While managing their US expat taxes, many expats encounter a crucial question: What is a bona fide resident?
For expats filing taxes, the term refers to a qualifying test under a common IRS tax provision that US citizens and Green Card holders can use to offset their US tax liability. This is good news because according to a CBS News/YouGov survey, over 60% of Americans believe they’re paying more than their fair share on their US tax return.1
This issue is especially relevant for US expats, who are often surprised to learn that they typically must continue filing US tax returns. That said, American citizens and permanent residents can benefit from IRS tax savings while living abroad to avoid double taxation if they pass the Bona Fide Residence Test.
In this article, we answer common questions from our clients about the Bona Fide Residence Test, situate it within the context of the broader FEIE, and more.
What is the Bona Fide Residence Test?
The IRS’s Bona Fide Residence Test verifies that you’ve established residency in another country. You must pass the Bona Fide Residence Test to qualify for the Foreign Earned Income Exclusion (FEIE) and Foreign Housing Exclusion (FHE).
According to the IRS,2 “you are a bona fide resident of a foreign country or countries for an uninterrupted period that includes an entire tax year. If you are a calendar year taxpayer, the entire tax year is from January 1st through December 31st.”
Bona Fide Residence Test vs. Physical Presence Test: What’s the difference?
It’s essential not to get the Bona Fide Residence Test confused with the Physical Presence Test. While both tests help you qualify for the IRS tax exemption programs and avoid double taxation, they have different requirements.
The Bona Fide Residence Test relates to the social and economic ties you establish with your new home country.

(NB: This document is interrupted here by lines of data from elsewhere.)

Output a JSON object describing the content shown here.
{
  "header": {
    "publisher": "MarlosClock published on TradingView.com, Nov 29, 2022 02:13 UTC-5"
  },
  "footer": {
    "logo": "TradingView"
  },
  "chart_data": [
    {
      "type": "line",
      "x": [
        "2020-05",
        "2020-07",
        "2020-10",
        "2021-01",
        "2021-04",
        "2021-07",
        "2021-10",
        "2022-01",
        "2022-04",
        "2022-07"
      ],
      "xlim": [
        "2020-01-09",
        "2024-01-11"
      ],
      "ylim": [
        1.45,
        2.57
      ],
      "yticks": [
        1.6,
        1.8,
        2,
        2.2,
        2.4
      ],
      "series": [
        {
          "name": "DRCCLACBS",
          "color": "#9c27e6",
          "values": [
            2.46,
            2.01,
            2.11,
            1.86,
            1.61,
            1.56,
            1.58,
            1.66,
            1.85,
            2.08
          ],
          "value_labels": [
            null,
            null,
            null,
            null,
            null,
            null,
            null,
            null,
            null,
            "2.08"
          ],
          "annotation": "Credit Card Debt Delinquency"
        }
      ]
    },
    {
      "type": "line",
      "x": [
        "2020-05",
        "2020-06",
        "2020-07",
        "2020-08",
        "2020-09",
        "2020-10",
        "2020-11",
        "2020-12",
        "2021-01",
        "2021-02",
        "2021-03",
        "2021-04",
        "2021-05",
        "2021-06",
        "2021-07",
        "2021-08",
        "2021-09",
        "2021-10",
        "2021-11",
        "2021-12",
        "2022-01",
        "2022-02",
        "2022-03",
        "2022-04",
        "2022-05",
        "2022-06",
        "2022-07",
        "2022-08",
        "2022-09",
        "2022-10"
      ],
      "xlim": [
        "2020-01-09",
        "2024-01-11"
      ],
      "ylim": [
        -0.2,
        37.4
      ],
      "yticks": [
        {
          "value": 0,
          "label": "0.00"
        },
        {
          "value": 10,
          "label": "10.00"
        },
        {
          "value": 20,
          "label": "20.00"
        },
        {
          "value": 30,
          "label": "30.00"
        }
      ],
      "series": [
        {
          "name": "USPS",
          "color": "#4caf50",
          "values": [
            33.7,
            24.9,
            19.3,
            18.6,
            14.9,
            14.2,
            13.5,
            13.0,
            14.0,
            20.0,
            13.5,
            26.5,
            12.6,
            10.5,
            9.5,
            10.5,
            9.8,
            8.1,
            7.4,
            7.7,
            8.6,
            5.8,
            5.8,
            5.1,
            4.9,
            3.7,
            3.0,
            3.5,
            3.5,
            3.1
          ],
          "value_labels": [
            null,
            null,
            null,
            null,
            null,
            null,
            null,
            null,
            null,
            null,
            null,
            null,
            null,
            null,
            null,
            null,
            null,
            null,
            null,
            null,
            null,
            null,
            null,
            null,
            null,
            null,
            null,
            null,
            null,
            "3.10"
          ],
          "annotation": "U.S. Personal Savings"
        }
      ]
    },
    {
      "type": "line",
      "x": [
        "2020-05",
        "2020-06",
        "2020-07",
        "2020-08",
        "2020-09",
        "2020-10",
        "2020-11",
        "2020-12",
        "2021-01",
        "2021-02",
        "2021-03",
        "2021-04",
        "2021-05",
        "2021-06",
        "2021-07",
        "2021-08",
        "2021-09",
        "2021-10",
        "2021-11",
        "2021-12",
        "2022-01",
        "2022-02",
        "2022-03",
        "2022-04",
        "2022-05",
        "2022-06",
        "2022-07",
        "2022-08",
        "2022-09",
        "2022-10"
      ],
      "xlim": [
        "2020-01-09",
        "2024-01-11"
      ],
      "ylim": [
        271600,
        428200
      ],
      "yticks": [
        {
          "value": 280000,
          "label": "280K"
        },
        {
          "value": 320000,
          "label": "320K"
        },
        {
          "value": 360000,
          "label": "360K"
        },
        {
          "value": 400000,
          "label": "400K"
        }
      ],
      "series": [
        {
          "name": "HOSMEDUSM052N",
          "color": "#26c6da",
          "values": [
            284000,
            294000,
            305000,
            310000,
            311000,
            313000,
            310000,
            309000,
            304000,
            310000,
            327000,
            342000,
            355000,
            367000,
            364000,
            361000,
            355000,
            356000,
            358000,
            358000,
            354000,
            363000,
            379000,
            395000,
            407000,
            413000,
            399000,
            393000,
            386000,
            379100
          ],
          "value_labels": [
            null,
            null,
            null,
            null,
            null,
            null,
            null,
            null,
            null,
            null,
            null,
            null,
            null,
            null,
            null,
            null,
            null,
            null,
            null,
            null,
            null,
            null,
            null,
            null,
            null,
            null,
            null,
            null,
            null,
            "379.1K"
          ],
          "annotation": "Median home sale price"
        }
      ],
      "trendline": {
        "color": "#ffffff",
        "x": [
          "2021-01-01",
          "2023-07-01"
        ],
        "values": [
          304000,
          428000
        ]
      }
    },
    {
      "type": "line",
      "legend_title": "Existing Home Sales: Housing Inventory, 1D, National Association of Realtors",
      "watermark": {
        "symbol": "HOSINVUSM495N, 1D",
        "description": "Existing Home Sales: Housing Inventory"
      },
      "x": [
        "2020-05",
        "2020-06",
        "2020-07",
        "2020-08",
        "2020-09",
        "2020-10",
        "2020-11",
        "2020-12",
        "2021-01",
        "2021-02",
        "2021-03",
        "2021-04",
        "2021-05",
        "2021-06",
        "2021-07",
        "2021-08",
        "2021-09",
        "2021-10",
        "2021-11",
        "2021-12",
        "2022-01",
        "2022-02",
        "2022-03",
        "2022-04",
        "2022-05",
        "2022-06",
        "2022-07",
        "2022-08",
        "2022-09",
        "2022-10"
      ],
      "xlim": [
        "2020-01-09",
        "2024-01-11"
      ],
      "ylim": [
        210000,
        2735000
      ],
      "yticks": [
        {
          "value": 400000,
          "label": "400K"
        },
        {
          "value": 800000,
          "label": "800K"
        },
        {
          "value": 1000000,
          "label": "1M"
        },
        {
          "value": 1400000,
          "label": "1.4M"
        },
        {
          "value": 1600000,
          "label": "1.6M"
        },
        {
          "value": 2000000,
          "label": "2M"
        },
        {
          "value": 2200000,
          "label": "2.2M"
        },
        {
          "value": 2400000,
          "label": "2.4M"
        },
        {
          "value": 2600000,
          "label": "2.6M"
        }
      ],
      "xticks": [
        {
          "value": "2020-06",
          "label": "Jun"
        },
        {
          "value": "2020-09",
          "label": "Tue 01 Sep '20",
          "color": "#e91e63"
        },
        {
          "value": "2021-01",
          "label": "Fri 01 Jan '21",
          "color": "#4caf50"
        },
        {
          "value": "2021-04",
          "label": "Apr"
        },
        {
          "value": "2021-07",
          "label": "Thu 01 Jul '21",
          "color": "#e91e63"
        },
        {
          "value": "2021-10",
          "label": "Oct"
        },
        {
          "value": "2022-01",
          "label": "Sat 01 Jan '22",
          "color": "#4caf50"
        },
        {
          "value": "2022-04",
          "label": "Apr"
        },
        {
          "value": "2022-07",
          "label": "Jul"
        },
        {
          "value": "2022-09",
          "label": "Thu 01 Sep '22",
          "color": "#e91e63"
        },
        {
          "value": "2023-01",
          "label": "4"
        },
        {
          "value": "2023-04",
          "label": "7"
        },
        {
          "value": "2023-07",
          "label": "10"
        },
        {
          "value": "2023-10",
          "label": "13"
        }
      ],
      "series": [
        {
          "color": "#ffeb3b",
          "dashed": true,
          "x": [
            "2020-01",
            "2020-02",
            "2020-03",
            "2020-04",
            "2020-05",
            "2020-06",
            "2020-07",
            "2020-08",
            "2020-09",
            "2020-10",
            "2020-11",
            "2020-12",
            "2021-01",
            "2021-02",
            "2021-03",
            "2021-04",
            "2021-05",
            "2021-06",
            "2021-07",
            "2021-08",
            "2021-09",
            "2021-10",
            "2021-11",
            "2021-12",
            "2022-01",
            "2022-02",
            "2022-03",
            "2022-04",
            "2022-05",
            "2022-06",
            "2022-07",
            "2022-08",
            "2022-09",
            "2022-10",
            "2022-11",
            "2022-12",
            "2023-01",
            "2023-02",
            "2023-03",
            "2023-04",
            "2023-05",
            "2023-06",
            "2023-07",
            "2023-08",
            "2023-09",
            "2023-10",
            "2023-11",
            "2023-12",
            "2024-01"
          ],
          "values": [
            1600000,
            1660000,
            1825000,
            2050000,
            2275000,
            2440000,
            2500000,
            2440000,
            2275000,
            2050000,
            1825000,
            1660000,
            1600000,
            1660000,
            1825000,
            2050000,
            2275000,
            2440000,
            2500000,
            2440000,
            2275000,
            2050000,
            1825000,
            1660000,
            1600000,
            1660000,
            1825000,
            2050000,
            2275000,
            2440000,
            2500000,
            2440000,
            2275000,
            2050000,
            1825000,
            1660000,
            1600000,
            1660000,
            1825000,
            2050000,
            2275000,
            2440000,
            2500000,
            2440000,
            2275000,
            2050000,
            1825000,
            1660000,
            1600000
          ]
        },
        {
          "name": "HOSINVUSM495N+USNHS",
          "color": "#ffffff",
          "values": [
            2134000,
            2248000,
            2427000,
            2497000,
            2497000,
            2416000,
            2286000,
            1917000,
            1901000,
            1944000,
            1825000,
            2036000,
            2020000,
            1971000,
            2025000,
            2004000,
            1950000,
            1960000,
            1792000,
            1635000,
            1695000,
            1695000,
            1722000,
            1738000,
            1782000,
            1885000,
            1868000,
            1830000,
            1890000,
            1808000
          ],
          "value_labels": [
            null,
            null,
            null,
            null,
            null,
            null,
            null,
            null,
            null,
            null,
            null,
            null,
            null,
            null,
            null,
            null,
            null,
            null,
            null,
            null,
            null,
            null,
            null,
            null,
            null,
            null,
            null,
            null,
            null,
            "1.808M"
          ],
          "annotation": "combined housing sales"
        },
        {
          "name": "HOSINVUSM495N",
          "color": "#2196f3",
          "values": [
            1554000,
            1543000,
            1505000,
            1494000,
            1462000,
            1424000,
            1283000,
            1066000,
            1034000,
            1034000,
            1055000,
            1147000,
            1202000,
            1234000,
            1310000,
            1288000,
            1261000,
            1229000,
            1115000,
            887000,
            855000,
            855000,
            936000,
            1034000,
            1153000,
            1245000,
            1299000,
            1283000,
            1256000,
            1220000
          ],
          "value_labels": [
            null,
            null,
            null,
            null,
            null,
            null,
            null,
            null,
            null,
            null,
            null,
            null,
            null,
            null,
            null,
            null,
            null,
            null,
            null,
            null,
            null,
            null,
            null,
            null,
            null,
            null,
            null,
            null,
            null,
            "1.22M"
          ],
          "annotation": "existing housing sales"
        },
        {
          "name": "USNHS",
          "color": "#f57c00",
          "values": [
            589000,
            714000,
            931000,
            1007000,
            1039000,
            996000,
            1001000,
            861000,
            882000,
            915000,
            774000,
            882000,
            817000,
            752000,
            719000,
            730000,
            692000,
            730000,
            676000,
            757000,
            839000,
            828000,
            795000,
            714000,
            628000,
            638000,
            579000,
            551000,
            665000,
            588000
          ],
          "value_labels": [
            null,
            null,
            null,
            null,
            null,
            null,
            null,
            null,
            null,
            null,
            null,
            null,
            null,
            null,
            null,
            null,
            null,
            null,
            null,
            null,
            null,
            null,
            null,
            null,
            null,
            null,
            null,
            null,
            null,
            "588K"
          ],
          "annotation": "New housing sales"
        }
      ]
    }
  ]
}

This means you should have already established permanent residency in a country, with no immediate plans to return to the US.
On the other hand, the Physical Presence Test only has to do with the number of days you spend outside the US. To pass the test, you need to spend more than 330 full days overseas within a 365-day period, which does not necessarily have to align with the tax year. The IRS provides a specific resource to learn more about this test.
Taxpayers qualifying under the Bona Fide Residence Test – Form 2555
There’s no guarantee of passing the Bona Fide Residence Test, as the IRS reviews each case individually to determine bona fide residency. However, the primary requirements to qualify for the Bona Fide Residence test are as follows:
- Have established residence in a foreign country of your choice.
- Actively earn foreign income in your new country of residence. Unearned income such as dividends or pensions doesn’t count.
- Have no immediate plans to return to the US. For example, if you have a student visa, you won’t be able to qualify for bona fide residence.
- Have proof of a foreign address or permanent home. Documents such as utility bills and rental contracts will help your case.
- Have resided in your new home country for a full tax year (i.e., the calendar year).
Other things that aren’t necessarily requirements but will help you qualify as a bona fide resident include documents such as proof of paying foreign income tax or an employment contract. If you have family members in your new home country, it will also help to prove that you’ve permanently made your new life abroad.
Can I still travel to the US as a bona fide resident?
As a bona fide resident, you can return to the US for vacation without worrying too much about disqualifying yourself for the test. However, make sure to monitor the length of your stay. It is advisable to avoid spending excessive time in the US during the tax year or engaging in activities that could indicate an intention to return to the US. For example, buying a personal residence may jeopardize your bona fide resident status.
Bona Fide Residence Test Examples
To help better understand the Bona Fide Residence Test, we’ve included two examples of when an expat might (or might not) qualify as a bona fide resident abroad:
You landed a job at a company based in the UK and moved to London in August 2020. The opportunity was initially planned to be a three-month, temporary position. But, as often happens, you fall in love with expat life and negotiate a permanent position, deciding to purchase a home in the UK in December 2020.
In April of 2021, you went back to Chicago, Illinois (where you used to live before moving to the UK) for one week to visit friends and family. You returned to London right after that week and remained in the country for the rest of the year.
In this case, you spent an entire tax year (January 2021 – December 2021) in the UK. As a result, you may qualify for bona fide residence in the eyes of the IRS.
Your US-based tech company transferred you to Switzerland in August 2020. You rent a home in the country and enjoy your new life in Switzerland until your company decides to move you back to the US in October 2021.
While you did spend more than a year in Switzerland, you didn’t spend an entire tax year within a 12-month period in the country. In this scenario, you would not qualify for bona fide residence.